Still, asked I get, and I’ve read dozens of advanced review copies of books at various editors and authors’ requests. And I just . . . haven’t wanted to blurb them. And this is where the whole marriage thing comes in. I liked some of these books. I had a good time with them. Some of them I even loved parts of or even most of. Some of them I even thought for the first half that this was the one, this was the one I was going to blurb, just don’t let me down or stand me up or turn out to be Pearl Jam fan. But in the end, I didn’t love them. Not that way. Not like forever. Not like I was sure that ten years down the road when someone waved a copy in my face and said, “I hated this book. Why did you blurb it?” I would still be able to say that I loved it and explain why I had blurbed it.
So . . . I haven’t. I’ve only blurbed two books so far, both that I watched grow into adult novels from literary infancy. For the record, the books are THE REPLACEMENT, by Brenna Yovanoff ("I loved this eerie and beautiful story of ugly things. It should be read aloud after dark, at a whisper.") and BLOOD MAGIC, by Tessa Gratton (“Reading this book is like having The Bravery sing to you while you eat fresh brownies and puppies frolic around your feet. In other words, the best day ever. Buy it.”)(okay, not really. Final blurb wording TO COME).
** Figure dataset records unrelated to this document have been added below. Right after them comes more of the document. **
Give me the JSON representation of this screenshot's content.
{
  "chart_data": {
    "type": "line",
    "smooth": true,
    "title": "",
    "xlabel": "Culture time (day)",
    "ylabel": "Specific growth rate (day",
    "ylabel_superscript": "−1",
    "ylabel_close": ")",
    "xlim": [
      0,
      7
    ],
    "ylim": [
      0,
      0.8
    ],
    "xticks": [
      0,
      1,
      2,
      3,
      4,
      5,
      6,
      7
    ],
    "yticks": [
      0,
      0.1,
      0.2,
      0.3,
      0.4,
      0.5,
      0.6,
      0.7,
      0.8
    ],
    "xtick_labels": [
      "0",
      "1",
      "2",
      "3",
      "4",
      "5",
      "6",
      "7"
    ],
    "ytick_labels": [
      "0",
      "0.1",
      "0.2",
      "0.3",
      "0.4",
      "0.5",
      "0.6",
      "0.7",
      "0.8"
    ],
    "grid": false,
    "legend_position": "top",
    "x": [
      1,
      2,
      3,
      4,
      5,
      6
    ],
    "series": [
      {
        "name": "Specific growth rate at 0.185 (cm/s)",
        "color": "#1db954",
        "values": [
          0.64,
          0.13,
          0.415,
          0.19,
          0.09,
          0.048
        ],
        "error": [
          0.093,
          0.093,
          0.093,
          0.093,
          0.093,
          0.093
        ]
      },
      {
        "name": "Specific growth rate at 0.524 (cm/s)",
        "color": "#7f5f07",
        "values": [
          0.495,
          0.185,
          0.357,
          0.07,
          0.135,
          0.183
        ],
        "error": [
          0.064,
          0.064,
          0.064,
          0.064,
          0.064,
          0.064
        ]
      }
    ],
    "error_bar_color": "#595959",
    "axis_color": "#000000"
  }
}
Why am I even talking about this? Because I have found another book to blurb! I just had a copy of STOLEN by Lucy Christopher put into my hands at ALA, and I was very cheerful to offer a quote for the paperback edition. It’s a YA novel about a girl who is kidnapped from an airport by a crazy guy and taken to a shack in the Australian outback. The novel features
1) crazy guy
3) strong heroine
4) poisonous snakes! (did you know that Australia is the only continent where species of poisonous snakes outnumbers non-poisonous ones?)
7) psychological terror and thrillingness!
8) vehicular chases
9) did I mention crazy guy?
10) a supporting cast of chickens
It’s got a great sense of place and the character development is just fantastic (I love me some trauma), but the thing I liked best was that as Gemma, the main character, spends more time in the presence of her kidnapper, the author very, very, very skillfully messes with our brains just like Gemma’s brain is getting messed with. It makes for a very complex read with no easy answers, just like I like ‘em. I loved how all of the motivations were thoroughly grounded in past history; we get a profile of the kidnapper as a human, not just as a stick figure. As a teen, I would have adored this book even more. My only complaint? It reads a little long in places, but I think that may have been my deadlines speaking more than the book’s shortcoming. I know there will be many that say that this isn't how most kidnappings go down and tell you to go read LIVING DEAD GIRL instead, but I don't believe that books need to tell the most common story -- just the one most interesting to the author. Highly recommended!
Anyway. I’m working on my blurb. I’m thinking something like “The only thing that would’ve made this book better is a crocodile attack and some brownie batter during the denouement.”